Bridging the Gap with Books

WILL senior seminar uses books to put a face on the problem of homelessness

April 27, 2010

Book clubs are a popular social outlet for women living in comfortable suburban neighborhoods. Not so much for women who are homeless. Yet, this spring, students in Professor Holly Blake’s WILL Senior Seminar (WGSS 301) facilitated a book club to help bridge the gap between themselves and homeless mothers living at the Flagler Home of St. Joseph’s Villa, a residential program that supports homeless women and their children. The students and the women read “I Know Why the Caged Bird Sings” by Maya Angelou, meeting for four sessions to discuss it.

Another group from the class planned literacy-related activities around specific children’s books for the mothers and their young children. All of the students in the seminar are seniors minoring or majoring in women, gender and sexuality studies (WGSS).
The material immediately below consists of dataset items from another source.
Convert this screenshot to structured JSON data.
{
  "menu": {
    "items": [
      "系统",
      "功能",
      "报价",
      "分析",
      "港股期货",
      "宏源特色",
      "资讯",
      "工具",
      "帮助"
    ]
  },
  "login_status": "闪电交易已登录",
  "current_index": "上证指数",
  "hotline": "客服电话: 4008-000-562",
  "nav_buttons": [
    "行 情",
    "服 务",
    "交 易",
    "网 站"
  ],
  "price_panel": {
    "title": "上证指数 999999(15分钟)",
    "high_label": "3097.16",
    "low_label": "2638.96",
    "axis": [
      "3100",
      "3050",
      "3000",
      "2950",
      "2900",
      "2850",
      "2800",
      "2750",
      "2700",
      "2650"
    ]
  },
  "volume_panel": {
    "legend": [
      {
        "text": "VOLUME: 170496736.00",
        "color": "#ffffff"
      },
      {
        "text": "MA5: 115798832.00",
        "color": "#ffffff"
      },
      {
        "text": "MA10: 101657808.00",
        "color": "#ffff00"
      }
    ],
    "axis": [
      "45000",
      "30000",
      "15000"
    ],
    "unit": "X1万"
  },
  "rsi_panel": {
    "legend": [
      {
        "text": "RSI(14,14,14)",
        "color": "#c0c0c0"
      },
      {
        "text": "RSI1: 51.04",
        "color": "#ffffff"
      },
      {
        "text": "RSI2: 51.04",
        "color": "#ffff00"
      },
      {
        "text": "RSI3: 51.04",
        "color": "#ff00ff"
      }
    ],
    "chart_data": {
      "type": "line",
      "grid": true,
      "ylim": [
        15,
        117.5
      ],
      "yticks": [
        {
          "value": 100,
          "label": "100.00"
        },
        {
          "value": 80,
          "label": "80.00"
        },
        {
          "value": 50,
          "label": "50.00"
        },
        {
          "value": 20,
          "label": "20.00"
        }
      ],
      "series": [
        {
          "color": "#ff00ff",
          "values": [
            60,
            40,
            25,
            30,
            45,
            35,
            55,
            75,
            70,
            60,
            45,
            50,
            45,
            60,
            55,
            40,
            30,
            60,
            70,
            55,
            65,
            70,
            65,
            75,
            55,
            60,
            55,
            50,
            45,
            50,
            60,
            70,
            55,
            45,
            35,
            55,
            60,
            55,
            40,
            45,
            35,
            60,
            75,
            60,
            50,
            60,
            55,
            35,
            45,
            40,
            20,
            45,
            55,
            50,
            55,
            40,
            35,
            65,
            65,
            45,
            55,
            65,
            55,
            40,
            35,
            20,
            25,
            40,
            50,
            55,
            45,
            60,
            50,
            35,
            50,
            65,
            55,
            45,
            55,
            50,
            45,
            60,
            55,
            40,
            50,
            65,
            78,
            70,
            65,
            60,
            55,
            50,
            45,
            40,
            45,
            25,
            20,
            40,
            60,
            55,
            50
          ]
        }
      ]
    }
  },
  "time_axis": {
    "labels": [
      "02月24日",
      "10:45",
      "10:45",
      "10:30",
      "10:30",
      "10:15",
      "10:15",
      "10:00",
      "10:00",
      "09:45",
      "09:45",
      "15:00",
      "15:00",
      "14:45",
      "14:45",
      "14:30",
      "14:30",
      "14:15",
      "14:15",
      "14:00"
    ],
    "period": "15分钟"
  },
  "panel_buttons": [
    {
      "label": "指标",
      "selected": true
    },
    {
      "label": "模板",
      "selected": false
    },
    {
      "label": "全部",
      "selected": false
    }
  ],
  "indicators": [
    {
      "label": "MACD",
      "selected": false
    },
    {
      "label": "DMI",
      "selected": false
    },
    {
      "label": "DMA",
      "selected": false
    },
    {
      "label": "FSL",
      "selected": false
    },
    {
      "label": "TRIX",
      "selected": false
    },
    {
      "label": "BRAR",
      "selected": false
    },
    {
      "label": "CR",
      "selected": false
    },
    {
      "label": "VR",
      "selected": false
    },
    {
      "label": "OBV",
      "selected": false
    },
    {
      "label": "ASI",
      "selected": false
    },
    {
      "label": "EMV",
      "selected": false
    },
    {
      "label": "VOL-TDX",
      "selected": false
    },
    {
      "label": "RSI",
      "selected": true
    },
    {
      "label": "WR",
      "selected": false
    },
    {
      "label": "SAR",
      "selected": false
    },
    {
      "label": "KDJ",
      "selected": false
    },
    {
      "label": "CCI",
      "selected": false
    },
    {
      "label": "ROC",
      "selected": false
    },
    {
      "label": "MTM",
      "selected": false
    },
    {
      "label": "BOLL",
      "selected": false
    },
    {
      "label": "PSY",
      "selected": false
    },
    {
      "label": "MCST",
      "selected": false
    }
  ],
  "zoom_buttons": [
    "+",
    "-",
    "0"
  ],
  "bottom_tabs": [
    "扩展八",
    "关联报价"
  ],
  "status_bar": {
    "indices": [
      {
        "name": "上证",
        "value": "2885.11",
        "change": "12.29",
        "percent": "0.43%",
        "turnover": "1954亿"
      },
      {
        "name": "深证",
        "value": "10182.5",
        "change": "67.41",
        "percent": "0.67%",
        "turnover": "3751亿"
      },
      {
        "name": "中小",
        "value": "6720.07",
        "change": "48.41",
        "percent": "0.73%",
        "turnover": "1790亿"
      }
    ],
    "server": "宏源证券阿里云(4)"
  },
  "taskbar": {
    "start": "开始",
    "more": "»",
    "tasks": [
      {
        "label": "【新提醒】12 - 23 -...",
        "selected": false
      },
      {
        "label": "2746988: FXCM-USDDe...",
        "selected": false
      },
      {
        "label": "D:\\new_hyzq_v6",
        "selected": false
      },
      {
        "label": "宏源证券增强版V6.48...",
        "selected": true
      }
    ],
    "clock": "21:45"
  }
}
“Working with Flagler I found we had to confront homelessness head on,” says Monica Rocha, ’10. “I talked to children who were homeless. Seeing their faces, and how hard they had to struggle, and seeing how tired they were all the time made me empathize more. It put a face to an abstract problem.”

That’s the main goal of Community-Based Learning (CBL), explains Blake, director of the WILL program and associate dean for women's education and development. “The biggest benefit comes from connecting the theory with the practice,” she says. “That’s really what’s at the heart of the WILL program: When students encounter social problems and inequities, I want them to be able to see the problem, think about it, know where to go to learn more, and have the tools to take action.”  

Students began the semester by writing in a journal about their preconceived ideas of homelessness. Jaila Ingram-Johnson, ’10, recalls feeling conflicted at the start of the class. “I was torn between thinking we need to help [the homeless], and thinking, ‘Why aren’t they helping themselves?’” she says. “Through this experience I learned that sometimes they just aren’t able to help themselves. It is our responsibility… to show them the same respect as everybody else, and to provide them help they can take when they are ready for it.”

Melanie Martin, ’10, knows many people think the homeless are mentally ill or uneducated, but she has learned differently by getting to know the Flagler residents through the book club. “These are people who could be my peers,” she says. “In different circumstance, that could be me. I think realizing that was a big changing point for me.”

Judy Mejia, program manager for the Richmond Families Initiative at Richmond's Bonner Center for Civic Engagement, was instrumental in connecting Blake with the Flagler Home. This is the second year Blake has had her class work with residents of the program.

Though their work with the Flagler Home comprised only a quarter of the WILL senior seminar, for many students, it will stick with them the longest.

“With experiences like this you learn more than you might have otherwise,” says Martin, who is a psychology major and WGSS minor. “Students here at UR are so talented and so hard working, you might as well put your effort into something that’s going to make a difference. Rather than just writing a paper or doing a project that will eventually get thrown away, why not put that energy and work into something that matters?”

Blake’s goal was to encourage the seminar students to look at a social problem through the lens of WGSS. “I wanted to give students an opportunity to apply what they learned in the classroom while also making a contribution in some way.” 

The students adapted both the book club and the children’s program as the semester progressed and as they came up against the realities of the challenges faced by the residents of the Flagler Home. They incorporated poems, which could be read quickly on the spot, into the book club discussions. The sessions often started with discussion about the book, and then meandered to talk about social issues.

“What was interesting to me was that while we were working with them I was not always thinking about them being homeless,” Ingram-Johnson says. “It helped me realize it can happen to anybody.”